Leading capital markets attorney Rachel Phillips helps her clients navigate their most critical and challenging transactions and governance issues. Public companies, private equity sponsors, private equity portfolio companies, underwriters and selling shareholders alike look to Rachel for guidance through the complexities of securities transactions of all types. Her sophisticated transactional insight and wide-ranging compliance knowledge and experience has made her a particularly valued advisor to issuers in Canada and other countries planning initial or follow-up offerings in the United States.

Rachel’s experience encompasses the full range of strategic transactions, including initial public offerings, follow-on offerings involving equity and debt securities, and mergers and acquisitions. Her practical approach to closing deals and extensive experience with all phases of transactional negotiations bring welcome efficiency to clients’ critical strategic transactions.

As a testament to the strength of Rachel’s transactional representation and client service commitment, clients typically establish long-term relationships with her—she frequently advises on governance and disclosure matters for U.S. and international companies for which she has also handled an initial public offering.

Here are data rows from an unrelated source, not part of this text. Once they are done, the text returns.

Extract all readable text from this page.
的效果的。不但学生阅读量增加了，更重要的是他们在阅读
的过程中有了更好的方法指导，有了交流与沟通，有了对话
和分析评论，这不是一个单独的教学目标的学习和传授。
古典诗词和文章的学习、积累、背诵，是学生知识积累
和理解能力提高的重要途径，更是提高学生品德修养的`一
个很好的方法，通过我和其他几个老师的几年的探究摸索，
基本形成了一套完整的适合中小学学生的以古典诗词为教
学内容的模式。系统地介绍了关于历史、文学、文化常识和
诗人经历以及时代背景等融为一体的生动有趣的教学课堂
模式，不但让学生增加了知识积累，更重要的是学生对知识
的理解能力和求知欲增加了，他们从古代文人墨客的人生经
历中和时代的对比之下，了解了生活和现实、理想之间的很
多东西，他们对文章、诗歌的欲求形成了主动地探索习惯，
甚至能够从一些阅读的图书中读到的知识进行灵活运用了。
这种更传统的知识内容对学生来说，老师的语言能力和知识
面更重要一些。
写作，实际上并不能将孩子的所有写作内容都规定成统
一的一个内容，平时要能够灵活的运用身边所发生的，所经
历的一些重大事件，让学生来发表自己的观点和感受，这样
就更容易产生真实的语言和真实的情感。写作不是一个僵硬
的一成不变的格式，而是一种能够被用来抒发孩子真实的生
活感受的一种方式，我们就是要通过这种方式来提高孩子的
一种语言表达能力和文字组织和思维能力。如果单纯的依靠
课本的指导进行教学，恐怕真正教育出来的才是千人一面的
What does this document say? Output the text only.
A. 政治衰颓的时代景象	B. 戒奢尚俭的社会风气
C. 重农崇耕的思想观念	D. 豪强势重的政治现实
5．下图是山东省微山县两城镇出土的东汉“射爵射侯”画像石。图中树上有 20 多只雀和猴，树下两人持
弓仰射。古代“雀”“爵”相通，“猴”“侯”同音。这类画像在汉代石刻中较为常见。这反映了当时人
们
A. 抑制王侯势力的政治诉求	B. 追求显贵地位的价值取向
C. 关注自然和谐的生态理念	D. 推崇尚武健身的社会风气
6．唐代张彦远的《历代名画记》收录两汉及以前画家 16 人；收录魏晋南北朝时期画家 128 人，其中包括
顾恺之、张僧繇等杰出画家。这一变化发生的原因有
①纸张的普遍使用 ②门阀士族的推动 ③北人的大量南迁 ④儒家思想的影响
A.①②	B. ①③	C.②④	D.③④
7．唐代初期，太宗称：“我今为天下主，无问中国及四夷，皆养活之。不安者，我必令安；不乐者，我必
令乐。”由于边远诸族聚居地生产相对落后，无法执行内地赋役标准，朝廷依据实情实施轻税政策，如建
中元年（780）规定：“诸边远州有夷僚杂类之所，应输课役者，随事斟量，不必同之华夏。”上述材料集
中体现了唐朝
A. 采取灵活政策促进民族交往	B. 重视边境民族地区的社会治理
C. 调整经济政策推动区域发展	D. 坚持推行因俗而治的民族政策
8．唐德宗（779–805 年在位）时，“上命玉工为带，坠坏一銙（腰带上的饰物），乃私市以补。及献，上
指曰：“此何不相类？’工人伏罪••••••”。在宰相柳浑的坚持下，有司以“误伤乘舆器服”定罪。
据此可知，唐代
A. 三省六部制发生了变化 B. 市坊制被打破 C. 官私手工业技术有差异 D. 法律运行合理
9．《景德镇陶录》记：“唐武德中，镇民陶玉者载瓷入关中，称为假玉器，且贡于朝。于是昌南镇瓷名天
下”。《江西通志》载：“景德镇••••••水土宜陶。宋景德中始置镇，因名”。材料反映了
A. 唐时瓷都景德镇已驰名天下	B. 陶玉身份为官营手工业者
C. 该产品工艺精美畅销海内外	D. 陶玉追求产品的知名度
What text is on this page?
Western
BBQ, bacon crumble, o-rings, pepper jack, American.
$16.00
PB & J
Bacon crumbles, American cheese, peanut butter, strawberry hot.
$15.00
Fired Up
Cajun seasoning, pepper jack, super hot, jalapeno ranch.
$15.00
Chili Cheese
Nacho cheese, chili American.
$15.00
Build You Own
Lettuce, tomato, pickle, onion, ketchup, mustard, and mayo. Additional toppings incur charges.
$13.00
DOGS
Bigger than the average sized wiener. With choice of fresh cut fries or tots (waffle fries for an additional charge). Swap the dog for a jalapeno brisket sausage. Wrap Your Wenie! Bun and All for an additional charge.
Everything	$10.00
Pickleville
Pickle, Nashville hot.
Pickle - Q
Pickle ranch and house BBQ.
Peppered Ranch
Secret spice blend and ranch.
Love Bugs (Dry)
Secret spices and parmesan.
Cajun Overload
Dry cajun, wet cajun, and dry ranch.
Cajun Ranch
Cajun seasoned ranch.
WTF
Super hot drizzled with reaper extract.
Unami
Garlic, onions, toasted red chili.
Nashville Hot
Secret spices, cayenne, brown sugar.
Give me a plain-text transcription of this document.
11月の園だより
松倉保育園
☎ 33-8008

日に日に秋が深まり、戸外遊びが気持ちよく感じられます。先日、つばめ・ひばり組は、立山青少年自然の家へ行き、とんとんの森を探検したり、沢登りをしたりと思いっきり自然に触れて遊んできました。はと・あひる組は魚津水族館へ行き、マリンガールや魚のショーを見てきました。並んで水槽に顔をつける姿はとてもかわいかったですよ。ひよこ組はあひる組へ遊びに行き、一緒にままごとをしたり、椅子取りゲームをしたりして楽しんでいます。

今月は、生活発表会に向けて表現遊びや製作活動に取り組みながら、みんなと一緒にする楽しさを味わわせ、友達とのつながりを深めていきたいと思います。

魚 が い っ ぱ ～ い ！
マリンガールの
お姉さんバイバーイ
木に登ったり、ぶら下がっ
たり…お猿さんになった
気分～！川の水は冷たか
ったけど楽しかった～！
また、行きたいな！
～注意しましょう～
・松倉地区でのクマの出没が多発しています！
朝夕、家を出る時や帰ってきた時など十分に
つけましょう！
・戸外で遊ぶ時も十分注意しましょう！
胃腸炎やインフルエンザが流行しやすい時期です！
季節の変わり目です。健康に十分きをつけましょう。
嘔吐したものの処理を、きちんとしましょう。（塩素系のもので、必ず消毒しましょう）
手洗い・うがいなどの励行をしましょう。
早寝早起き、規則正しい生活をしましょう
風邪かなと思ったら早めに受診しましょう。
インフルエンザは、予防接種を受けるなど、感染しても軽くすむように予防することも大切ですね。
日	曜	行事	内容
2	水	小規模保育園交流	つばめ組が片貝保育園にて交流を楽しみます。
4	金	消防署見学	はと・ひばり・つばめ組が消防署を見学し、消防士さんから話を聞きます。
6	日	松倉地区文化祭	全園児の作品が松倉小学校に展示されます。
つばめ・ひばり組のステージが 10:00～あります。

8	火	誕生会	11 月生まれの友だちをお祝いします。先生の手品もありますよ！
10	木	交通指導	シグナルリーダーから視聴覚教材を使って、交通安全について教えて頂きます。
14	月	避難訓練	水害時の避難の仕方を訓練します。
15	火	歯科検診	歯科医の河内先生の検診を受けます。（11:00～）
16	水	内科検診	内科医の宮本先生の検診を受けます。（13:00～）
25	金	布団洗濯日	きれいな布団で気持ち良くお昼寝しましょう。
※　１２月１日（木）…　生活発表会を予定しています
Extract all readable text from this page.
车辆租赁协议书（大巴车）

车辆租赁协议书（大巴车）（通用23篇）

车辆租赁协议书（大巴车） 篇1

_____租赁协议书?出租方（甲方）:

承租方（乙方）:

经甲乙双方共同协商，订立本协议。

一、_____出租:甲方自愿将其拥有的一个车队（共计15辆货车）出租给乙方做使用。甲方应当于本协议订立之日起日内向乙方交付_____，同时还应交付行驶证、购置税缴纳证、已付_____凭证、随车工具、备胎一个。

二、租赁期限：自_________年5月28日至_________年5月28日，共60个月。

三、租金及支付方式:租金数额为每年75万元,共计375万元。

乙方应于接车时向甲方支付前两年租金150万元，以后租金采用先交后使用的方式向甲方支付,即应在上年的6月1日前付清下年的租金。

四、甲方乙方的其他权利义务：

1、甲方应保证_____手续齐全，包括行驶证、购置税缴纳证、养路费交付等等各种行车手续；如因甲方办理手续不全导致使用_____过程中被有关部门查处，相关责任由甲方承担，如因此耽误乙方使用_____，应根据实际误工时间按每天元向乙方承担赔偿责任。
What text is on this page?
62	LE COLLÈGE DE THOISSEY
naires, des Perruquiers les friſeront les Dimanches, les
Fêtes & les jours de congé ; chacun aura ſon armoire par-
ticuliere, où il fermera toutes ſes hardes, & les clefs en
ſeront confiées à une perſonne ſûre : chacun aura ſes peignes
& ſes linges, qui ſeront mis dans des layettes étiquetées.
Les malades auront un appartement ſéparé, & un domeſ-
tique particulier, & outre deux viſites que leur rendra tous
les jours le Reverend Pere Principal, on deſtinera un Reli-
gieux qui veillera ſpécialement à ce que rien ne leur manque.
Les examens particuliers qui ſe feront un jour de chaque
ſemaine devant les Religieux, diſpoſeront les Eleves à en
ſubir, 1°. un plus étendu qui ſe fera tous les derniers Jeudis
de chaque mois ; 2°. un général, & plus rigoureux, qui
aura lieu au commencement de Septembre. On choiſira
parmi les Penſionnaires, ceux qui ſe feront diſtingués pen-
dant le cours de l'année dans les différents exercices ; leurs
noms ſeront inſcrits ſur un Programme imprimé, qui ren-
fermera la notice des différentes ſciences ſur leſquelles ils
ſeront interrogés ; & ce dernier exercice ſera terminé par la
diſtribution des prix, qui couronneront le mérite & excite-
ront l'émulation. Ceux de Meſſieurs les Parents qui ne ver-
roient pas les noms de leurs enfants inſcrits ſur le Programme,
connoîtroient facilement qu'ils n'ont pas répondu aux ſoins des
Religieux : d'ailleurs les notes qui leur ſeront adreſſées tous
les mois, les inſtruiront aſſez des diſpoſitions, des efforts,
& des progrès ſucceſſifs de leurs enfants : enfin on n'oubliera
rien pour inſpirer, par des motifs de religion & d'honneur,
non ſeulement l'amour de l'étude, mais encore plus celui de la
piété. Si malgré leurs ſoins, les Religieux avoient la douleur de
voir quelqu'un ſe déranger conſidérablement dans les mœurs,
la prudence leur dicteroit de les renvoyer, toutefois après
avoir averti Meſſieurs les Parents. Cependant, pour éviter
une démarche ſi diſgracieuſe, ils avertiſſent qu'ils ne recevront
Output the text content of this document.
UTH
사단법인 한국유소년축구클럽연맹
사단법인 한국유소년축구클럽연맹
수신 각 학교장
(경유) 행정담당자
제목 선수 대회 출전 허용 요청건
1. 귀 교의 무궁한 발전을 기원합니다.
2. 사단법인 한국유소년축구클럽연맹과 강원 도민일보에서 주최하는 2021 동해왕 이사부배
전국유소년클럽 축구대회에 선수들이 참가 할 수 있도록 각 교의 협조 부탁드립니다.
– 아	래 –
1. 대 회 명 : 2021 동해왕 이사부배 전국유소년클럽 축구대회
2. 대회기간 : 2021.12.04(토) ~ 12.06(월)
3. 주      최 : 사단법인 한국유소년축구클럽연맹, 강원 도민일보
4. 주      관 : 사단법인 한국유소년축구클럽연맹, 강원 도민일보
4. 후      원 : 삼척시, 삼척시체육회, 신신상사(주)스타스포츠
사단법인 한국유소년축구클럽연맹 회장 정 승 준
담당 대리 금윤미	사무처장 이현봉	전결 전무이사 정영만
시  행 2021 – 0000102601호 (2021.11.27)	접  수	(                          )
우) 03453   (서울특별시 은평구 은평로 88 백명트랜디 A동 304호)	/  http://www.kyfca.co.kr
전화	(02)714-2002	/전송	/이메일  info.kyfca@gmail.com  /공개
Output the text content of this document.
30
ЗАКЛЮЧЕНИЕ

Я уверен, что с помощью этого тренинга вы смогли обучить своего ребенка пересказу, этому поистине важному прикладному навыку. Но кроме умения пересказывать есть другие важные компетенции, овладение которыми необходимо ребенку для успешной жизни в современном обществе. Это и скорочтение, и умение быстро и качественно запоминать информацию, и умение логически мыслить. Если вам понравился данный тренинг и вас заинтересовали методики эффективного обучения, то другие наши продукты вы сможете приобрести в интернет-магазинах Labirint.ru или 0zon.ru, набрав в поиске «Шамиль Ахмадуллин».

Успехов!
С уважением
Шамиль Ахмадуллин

She also counsels investment banks on financial advisory matters.

Experience

Rachel’s capital markets experience includes representing:

  • The underwriters in the $325 million IPO of EverCommerce, Inc. 
  • The underwriters in the $511 million IPO of Endeavor Group Holdings, Inc. 
  • The underwriters in the $690 million IPO of Diversey Holdings, Ltd. 
  • Trinseo S.A. in its $450 million senior notes offering.
  • Hayward Industries in its $685 million IPO.
  • Tronox, Inc. in its $1.075 billion senior notes offering. 
  • Baring Private Equity Asia and Virtusa Inc. in their $300 million senior notes offering. 
  • Baring Private Equity Asia as a selling stockholder in the CAD$1.36 billion initial public offering of TELUS International, Inc. 
  • Longview Acquisition Corp., a special purpose acquisition company, in its US$1.5 billion business combination with Butterfly Network, a digital health company.
  • Alibaba in connection with its $1.15 billion investment in Farfetch Ltd.
  • Foghorn Therapeutics in its $120 million initial public offering.  
  • The underwriters in the $3.3 billion IPO of common stock and convertible preferred stock, and the $800 million follow-on offering, for Avantor, Inc., a manufacturer and distributor of life sciences products.
  • The underwriters in the $152 million IPO of Bain Capital Specialty Finance.
  • Tronox, Inc. in its $500 million 144A note issuance.
  • Canada Goose Holdings, Inc. in its $240 million cross-border IPO and its $259 million, $457 million and $640 million secondary offerings.
  • BRP, Inc. in its initial U.S. listing on the New York Stock Exchange and C$306 million offering.
  • Trinseo S.A., a global materials manufacturer, in its $219 million IPO and $1.7 billion in secondary offerings.
  • Acceleron Pharma, Inc. in its $83 million IPO and $129 million, $150 million and $450 million follow-on offerings.
  • Bright Horizons Family Solutions in its $220 million IPO and $280 million and $257 million secondary offerings.
  • Dunkin’ Brands in its $400 million IPO and $560 million and $775 million secondary offerings.
  • DAVIDsTEA, Inc. in its $96 million IPO.
  • The lead dealer managers in the rights offering of Bain Capital Specialty Finance.
  • The underwriters in the $85 million follow-on offering of Kiniksa Pharmaceuticals Ltd.